The technique is the work of Richards J. Heuer Jr., a veteran CIA analyst who set it out in Psychology of Intelligence Analysis (1999), written for the agency’s Center for the Study of Intelligence and now in the public domain. It grew out of the discipline’s hard-won lesson that the dangerous error isn’t ignorance but confirmation bias — latching onto the first plausible story and reading every new fact as support — and it carries the fingerprints of Karl Popper’s idea that a theory earns its keep by surviving attempts to falsify it.
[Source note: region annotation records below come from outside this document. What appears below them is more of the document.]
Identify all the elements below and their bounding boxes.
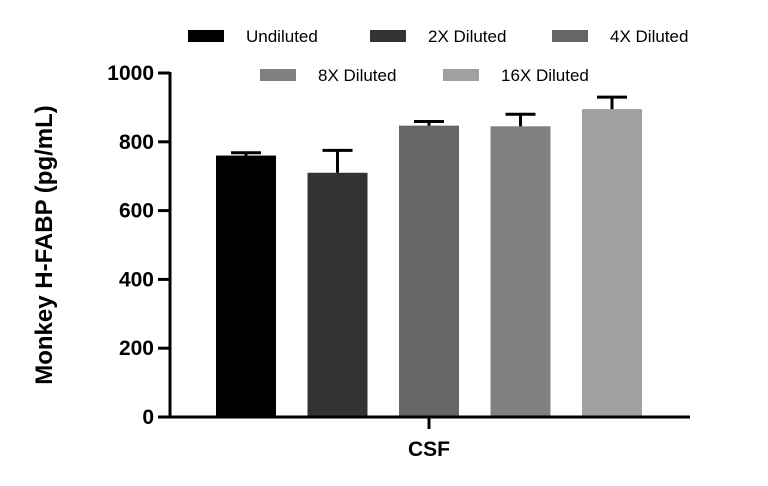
y-tick-label: 400: [119, 268, 154, 291]
legend-label: Undiluted: [246, 27, 318, 46]
legend-swatch: [552, 30, 588, 42]
bars: [216, 109, 642, 418]
y-tick-label: 800: [119, 131, 154, 154]
legend: Undiluted 2X Diluted 4X Diluted 8X Diluted 1…: [188, 27, 688, 85]
bar-8x-diluted: [490, 126, 551, 417]
y-tick-label: 600: [119, 200, 154, 223]
legend-label: 2X Diluted: [428, 27, 506, 46]
y-tick-label: 200: [119, 337, 154, 360]
legend-item-16x-diluted: 16X Diluted: [443, 66, 589, 85]
bar-4x-diluted: [399, 125, 459, 417]
legend-item-4x-diluted: 4X Diluted: [552, 27, 688, 46]
error-bars: [231, 95, 627, 173]
legend-swatch: [188, 30, 224, 42]
legend-label: 4X Diluted: [610, 27, 688, 46]
x-axis-ticks: CSF: [408, 417, 450, 461]
legend-swatch: [443, 69, 479, 81]
bar-undiluted: [216, 155, 276, 417]
x-tick-label: CSF: [408, 438, 450, 461]
y-tick-label: 1000: [107, 62, 154, 85]
y-axis-title: Monkey H-FABP (pg/mL): [31, 105, 58, 385]
legend-swatch: [370, 30, 406, 42]
bar-2x-diluted: [307, 172, 368, 417]
legend-item-2x-diluted: 2X Diluted: [370, 27, 506, 46]
legend-label: 16X Diluted: [501, 66, 589, 85]
legend-item-8x-diluted: 8X Diluted: [260, 66, 396, 85]
legend-item-undiluted: Undiluted: [188, 27, 318, 46]
legend-label: 8X Diluted: [318, 66, 396, 85]
bar-16x-diluted: [582, 109, 642, 418]
legend-swatch: [260, 69, 296, 81]
y-tick-label: 0: [142, 406, 154, 429]
y-axis-ticks: 0 200 400 600 800 1000: [107, 62, 170, 429]
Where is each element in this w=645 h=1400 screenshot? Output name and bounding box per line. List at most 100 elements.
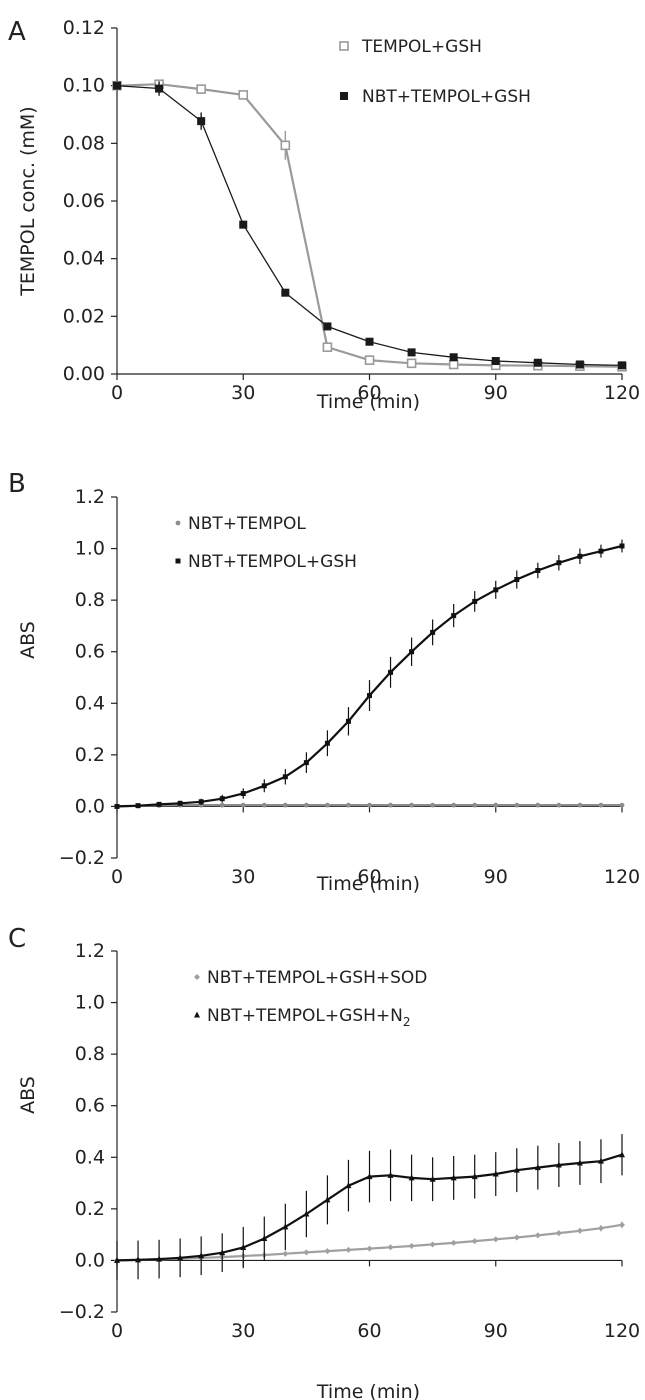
- data-point: [407, 348, 416, 357]
- data-point: [534, 1164, 541, 1171]
- legend-item-1: NBT+TEMPOL+GSH+SOD: [194, 968, 427, 988]
- data-point: [303, 1210, 310, 1217]
- y-tick-label: 0.4: [75, 692, 105, 714]
- data-point: [345, 718, 351, 724]
- panel-a-label: A: [8, 17, 26, 47]
- data-point: [451, 802, 457, 808]
- y-tick-label: 0.0: [75, 1249, 105, 1271]
- data-point: [514, 802, 520, 808]
- y-tick-label: 0.06: [63, 190, 105, 212]
- legend-label: NBT+TEMPOL: [188, 514, 306, 534]
- data-point: [281, 288, 290, 297]
- data-point: [367, 802, 372, 808]
- data-point: [155, 84, 164, 93]
- data-point: [534, 1232, 541, 1239]
- data-point: [576, 1227, 583, 1234]
- y-tick-label: 0.8: [75, 1043, 105, 1065]
- legend-label: TEMPOL+GSH: [361, 37, 482, 57]
- y-tick-label: 1.2: [75, 940, 105, 962]
- x-tick-label: 90: [484, 1320, 508, 1342]
- y-tick-label: 0.6: [75, 1095, 105, 1117]
- x-axis-title: Time (min): [316, 873, 420, 895]
- data-point: [598, 802, 604, 808]
- data-point: [556, 802, 562, 808]
- legend-item-1: NBT+TEMPOL: [175, 514, 306, 534]
- data-point: [388, 802, 393, 808]
- y-tick-label: 0.10: [63, 75, 105, 97]
- data-point: [114, 1256, 120, 1263]
- y-axis-title: ABS: [17, 621, 39, 659]
- data-point: [408, 1242, 415, 1249]
- legend-label-text: NBT+TEMPOL+GSH: [188, 552, 357, 572]
- data-point: [555, 1230, 562, 1237]
- data-point: [323, 322, 332, 331]
- data-point: [430, 802, 436, 808]
- data-point: [492, 1170, 499, 1177]
- legend-label-text: NBT+TEMPOL: [188, 514, 306, 534]
- data-point: [366, 1245, 373, 1252]
- data-point: [387, 1171, 394, 1178]
- data-point: [240, 791, 246, 797]
- data-point: [429, 1241, 436, 1248]
- data-point: [114, 803, 120, 809]
- data-point: [156, 1255, 163, 1262]
- data-point: [387, 1244, 394, 1251]
- data-point: [471, 1238, 478, 1245]
- y-tick-label: 0.8: [75, 589, 105, 611]
- y-tick-label: 0.12: [63, 17, 105, 39]
- legend-item-2: NBT+TEMPOL+GSH: [175, 552, 357, 572]
- x-tick-label: 30: [231, 866, 255, 888]
- data-point: [535, 802, 541, 808]
- data-point: [409, 649, 415, 655]
- y-tick-label: 0.6: [75, 641, 105, 663]
- data-point: [198, 799, 204, 805]
- legend-label: NBT+TEMPOL+GSH+SOD: [207, 968, 427, 988]
- data-point: [367, 693, 372, 699]
- x-tick-label: 0: [111, 866, 123, 888]
- series-line: [116, 83, 623, 368]
- data-point: [556, 560, 562, 566]
- data-point: [555, 1161, 562, 1168]
- legend-item-1: TEMPOL+GSH: [339, 37, 482, 57]
- x-tick-label: 60: [357, 866, 381, 888]
- x-tick-label: 0: [111, 382, 123, 404]
- data-point: [619, 1221, 625, 1228]
- data-point: [240, 802, 246, 808]
- x-tick-label: 60: [357, 382, 381, 404]
- data-point: [577, 553, 583, 559]
- series-1: [112, 79, 627, 372]
- data-point: [282, 1223, 289, 1230]
- data-point: [219, 1249, 226, 1256]
- series-line: [116, 544, 623, 808]
- data-point: [282, 1250, 289, 1257]
- y-tick-label: 0.0: [75, 795, 105, 817]
- legend-label: NBT+TEMPOL+GSH: [188, 552, 357, 572]
- data-point: [282, 774, 288, 780]
- data-point: [324, 740, 330, 746]
- y-tick-label: −0.2: [59, 1301, 105, 1323]
- x-tick-label: 30: [231, 382, 255, 404]
- data-point: [324, 1248, 331, 1255]
- data-point: [492, 1236, 499, 1243]
- data-point: [280, 140, 291, 151]
- x-axis-title: Time (min): [316, 1381, 420, 1400]
- x-axis-title: Time (min): [316, 391, 420, 413]
- data-point: [472, 598, 478, 604]
- data-point: [597, 1157, 604, 1164]
- legend-marker: [194, 974, 200, 980]
- data-point: [430, 629, 436, 635]
- legend-item-2: NBT+TEMPOL+GSH+N2: [194, 1006, 411, 1029]
- data-point: [135, 1256, 142, 1263]
- y-tick-label: 0.08: [63, 132, 105, 154]
- data-point: [325, 802, 330, 808]
- y-tick-label: 1.0: [75, 992, 105, 1014]
- data-point: [619, 1151, 625, 1158]
- x-tick-label: 90: [484, 382, 508, 404]
- y-tick-label: −0.2: [59, 847, 105, 869]
- chart-panel-c: −0.2 0.0 0.2 0.4 0.6 0.8 1.0 1.2 0 30 60 90 120 Time …: [17, 940, 640, 1400]
- data-point: [346, 802, 351, 808]
- legend-marker: [340, 92, 348, 100]
- data-point: [197, 117, 206, 126]
- data-point: [577, 802, 583, 808]
- data-point: [491, 357, 500, 366]
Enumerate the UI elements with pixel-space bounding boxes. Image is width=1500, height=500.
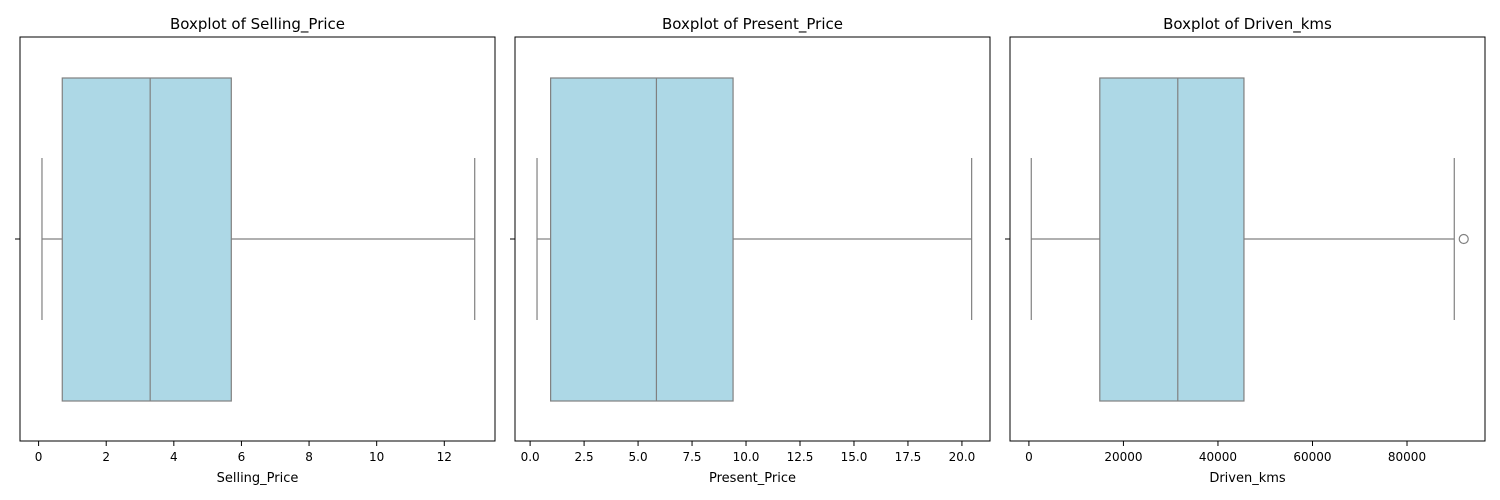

The method has since spread well past the intelligence world into the broader practitioner literature on structured analytic techniques, where Heuer and Randolph Pherson’s Structured Analytic Techniques for Intelligence Analysis (2010) is the standard reference, and into CIA-tradecraft-style red-team training used in business strategy, fraud examination, and competitive intelligence.
Related
- Heatmap — the same colored-grid rendering ACH borrows for its cell coding; a heatmap shows magnitude across two dimensions, where ACH overloads the grid with a three-way consistency judgment.
- Quadrant Matrix — the other classification grid in the family, sorting items into four boxes on two axes; ACH trades the two clean axes for an open set of evidence rows scored against an open set of hypotheses.
- Decision Tree — the sibling for choosing under uncertainty (sequential options and probabilistic outcomes) rather than diagnosing which explanation is true.
- Analysis of Competing Hypotheses (mode) — the analytical operation that runs the cell-by-cell consistency sweep and scores by elimination; this matrix is how that mode shows its work.